Figure 3  DentSim (by DENX)

amount of overcut or undercut surfaces are a means to verify ones own accuracy (Figure 2). This verification will ensure that skills have been acquired and that they are used consistently at the highest level when transferred to patient care.

What is critically important in pre-clinical dental school experiences is that: 1) the student be given the opportunity to derive for her/himself the conditions s/he prefers to practice with for the rest of their career and 2) the student be given those environments to develop his/her skills. Currently, most dental schools in the United States are establishing simulator settings with little or no regard to proprioceptive derivation or self-modeling. A very popular modeling environment, DentSim (Figure. 3), offers digitally monitored simulated oral performance but places the student in a chair-mounted over the patient delivery system with no feedback for their body conditions. The best placement of dynamic instruments and the skills to use them are being ignored. Most dental schools emphasize product and not process. The dental student's performance is left to trial and error with emulative examples, which are not the best way to acquire skill.
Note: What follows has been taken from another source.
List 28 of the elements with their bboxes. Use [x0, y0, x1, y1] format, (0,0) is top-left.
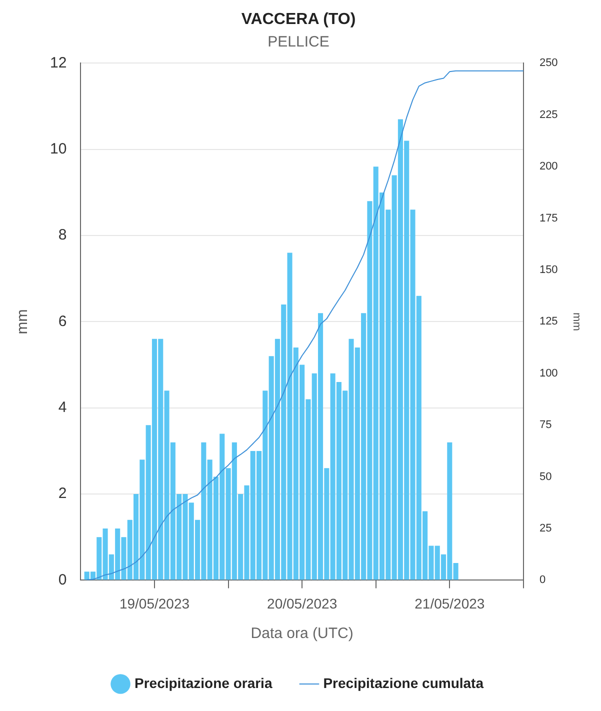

Japan, on the other hand, has included SATV training in the curriculum of 23 out of their 29 dental schools. Much of this attention is due to the presence of Dr. Beach in Japan and the local manufacturing of the

Figure 4   SATV Simulator (by Morita Corp)

instruments and equipment conducive to this technique. Thammasat University in Thailand has a new dental school based entirely on the Beach philosophy. It's communication network is run by a scaled based LAN software that includes SATV for students, faculty, and staff in areas of performance not only in the clinical arena. The Institute of Dentistry at the Medical School of Lodz, Poland also has established a SATV program. SATV (Figure 4) offers a cognitive advance in that the task's outcome accuracy and body conditions necessary to complete a task are monitored simultaneously and the kinesthetic positioning of patient, operator, and instrumentation are self-derived by the student.